Thursday, March 12, 2009


First, my apologies to readers who thought this was a
sewing blog. Er, you might be a bit disappointed today;
nay, horrified at what follows.

Next, a crafty-looking picture to soften the blow:
See granny reading her book and relaxing in her armchair?
See the table lamp lending light to her literary pursuits?
Today I thought we'd ... er.... make a small lamp.
With um... batteries and bulbs... and wires and.... stuff.

To defend myself a bit, I'm going to say I love my
sewing machine and my tubes of glue-with-intoxicating-
fumes. But I also love my multimeter and the tiny little
electronic components that are the innards of wonderful
things like flashlights and speakers. Combined with
cardboard, they make really silly and fun toys!

Still with me? OK, here goes.........

Now the circuit components can be bought in the form
of ready-assembled Science kits or individual pieces.
For retail stores, try places that sell homeschooling
resources, like ABCToy Zone (if you live in Singapore,
head to Sim Lim Tower and trawl the upper floors).
For online stores, try sites like this. Or you could
dismantle old gadgets that run on batteries
(stay away from TVs!) and save their innards like
my brother and I used to do as kids.

Here are some useful things to start with:

(Top row L-R: Insulated copper bell wire, alligator
(crocodile) clips, bulb holders
Bottom row L-R: bulb, switches, battery holders).

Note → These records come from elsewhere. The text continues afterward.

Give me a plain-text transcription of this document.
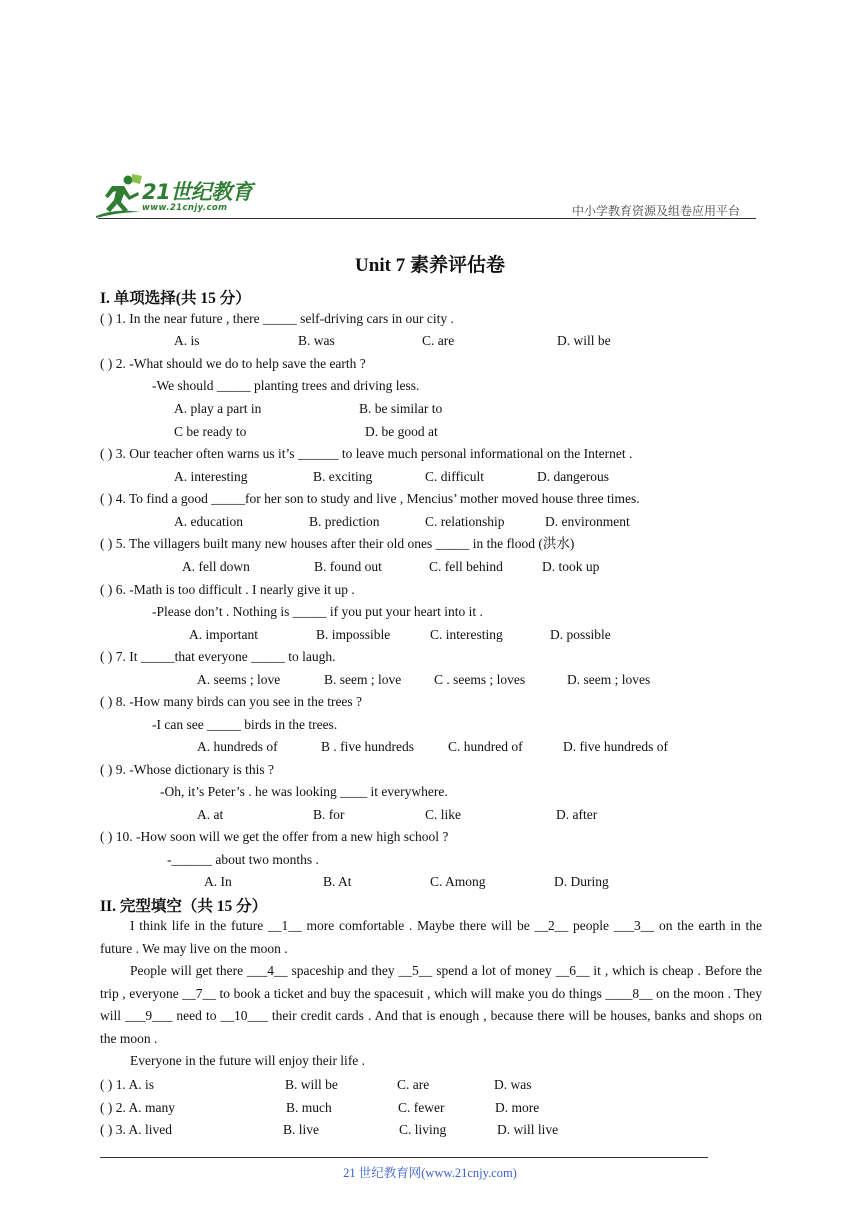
21世纪教育
www.21cnjy.com	中小学教育资源及组卷应用平台
Unit 7 素养评估卷
I. 单项选择(共 15 分）
( ) 1. In the near future , there _____ self-driving cars in our city .
A. is	B. was	C. are	D. will be
( ) 2. -What should we do to help save the earth ?
-We should _____ planting trees and driving less.
A. play a part in	B. be similar to
C be ready to	D. be good at
( ) 3. Our teacher often warns us it’s ______ to leave much personal informational on the Internet .
A. interesting	B. exciting	C. difficult	D. dangerous
( ) 4. To find a good _____for her son to study and live , Mencius’ mother moved house three times.
A. education	B. prediction	C. relationship	D. environment
( ) 5. The villagers built many new houses after their old ones _____ in the flood (洪水)
A. fell down	B. found out	C. fell behind	D. took up
( ) 6. -Math is too difficult . I nearly give it up .
-Please don’t . Nothing is _____ if you put your heart into it .
A. important	B. impossible	C. interesting	D. possible
( ) 7. It _____that everyone _____ to laugh.
A. seems ; love	B. seem ; love C . seems ; loves	D. seem ; loves
( ) 8. -How many birds can you see in the trees ?
-I can see _____ birds in the trees.
A. hundreds of	B . five hundreds	C. hundred of	D. five hundreds of
( ) 9. -Whose dictionary is this ?
-Oh, it’s Peter’s . he was looking ____ it everywhere.
A. at	B. for	C. like	D. after
( ) 10. -How soon will we get the offer from a new high school ?
-______ about two months .
A. In	B. At	C. Among	D. During
II. 完型填空（共 15 分）
I think life in the future __1__ more comfortable . Maybe there will be __2__ people ___3__ on the earth in the future . We may live on the moon .
People will get there ___4__ spaceship and they __5__ spend a lot of money __6__ it , which is cheap . Before the trip , everyone __7__ to book a ticket and buy the spacesuit , which will make you do things ____8__ on the moon . They will ___9___ need to __10___ their credit cards . And that is enough , because there will be houses, banks and shops on the moon .
Everyone in the future will enjoy their life .
( ) 1. A. is	B. will be	C. are	D. was
( ) 2. A. many	B. much	C. fewer	D. more
( ) 3. A. lived	B. live	C. living	D. will live
21 世纪教育网(www.21cnjy.com)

Or you could just get the barest and improvise with a
roll of masking tape, the way my brother and I did
all our experiments. The barest would be
  • A bulb - steal from flashlight
  • Wires - buy from hardware store and strip the ends with scissors
  • Batteries
and connect the parts of the circuit by just winding

and sticking down with tape:

If you can't find switches (which are nice for turning bulbs
on and off), make your own with cardboard and office
supplies. See here for the Switch Tutorial.

And if you can't find a bulb holder, use a wooden clothespeg
(the spring-loaded kind) or make a cardboard one.
Go here for the Bulb Holder tutorial.

But back to the lamp. These little bulbs are very safe
but tiny. To get some decent brightness, a reflector
is helpful. That's the silvery bowl that a flashlight bulb is
in the middle of. Make your own out of cardboard and
aluminum foil, if you like.
It's a bit like a cardboard collar for a dog.

Cut out a circle. Cut a quadrant out.
Also cut a small hole in the middle for the bulb.

Glue onto the dull surface of the foil
(we need the shiny surface exposed)

Cut around the cardboard,
leaving about a quarter inch allowance

to fold over the back.

Tape the straight ends together on the non-foil side

and stick a bulb through the middle hole.

To make the lampshade, I covered the outer
(non-foil) surface of the reflector with fancy paper.

The base of the lamp is a thread spool wrapped with
more fancy paper. The hole in the middle of the spool
is good for hiding wiring. Attach the shade to the base
with anything that props it up - a roll of stiff
transparent plastic (poke holes for ventilation)
or toothpicks glued down.

For the circuit you'll need
  • 1 or 2 batteries (any size except the square 9V). 2 batteries give a brighter light.
  • 3 insulated wires with stripped ends
  • A switch
I taped two AA batteries end-to-end with the
"-" of one touching the "+" of the other.

Following the circuit diagram,
  • Wire 1 joined one end of the battery pack to one paper fastener of the switch.
  • Wire 2 joined other paper fastener of the switch to the bottom of the bulb.
  • Wire 3 joined the metal casing of the bulb to the other end of the battery pack.
All the "joints" were secured with masking tape -
just to reassure everyone that the official fancy
components aren't really needed to make this.

Install lamp in resident dollhouse and enjoy!

Bet you all didn't see that coming.
Loopy blog author!


  1. Just when I thought you couldn't possibly be any more fantastic, you go and pull a stunt like this. So so wonderful!

    And gets me all eager to start working on my dollhouse again for the girls (the one I played with in Singapore when I was their age!) But first will work on finishing all these other various projects o' mine...

  2. Your pictures remind me of the ones Jeff has been taking for the Physics textbook he's been writing. He'd love them!

  3. Oh! Memories of primary school came flooding back...

    Circuit boards....I always preferred to draw mine rather than make a working sample (because they almost always failed) :(

    Love the whole playhouse thingy. Where did you get them wooden sofas?

  4. 1. Not unexpected. You are Physics teacher before right?

    2. Your handwriting has not changed!

  5. Is there anything you don't do? Please let me know so I can feel better about myself :-)

  6. Love this! Thank you, thank you! This is so helpful with my 4th grader's homework project to build a model of a simple circuit in a shoebox. But I'm puzzled as how you attached the wires to the bulb in the lamp shade without them bulging out. Any advice?

    1. Jenn: stuffed them into the bore of the spool.

  7. Thank you ! I've been wanting to try this for years, but hadn't found a tutorial that madesense to me (until today).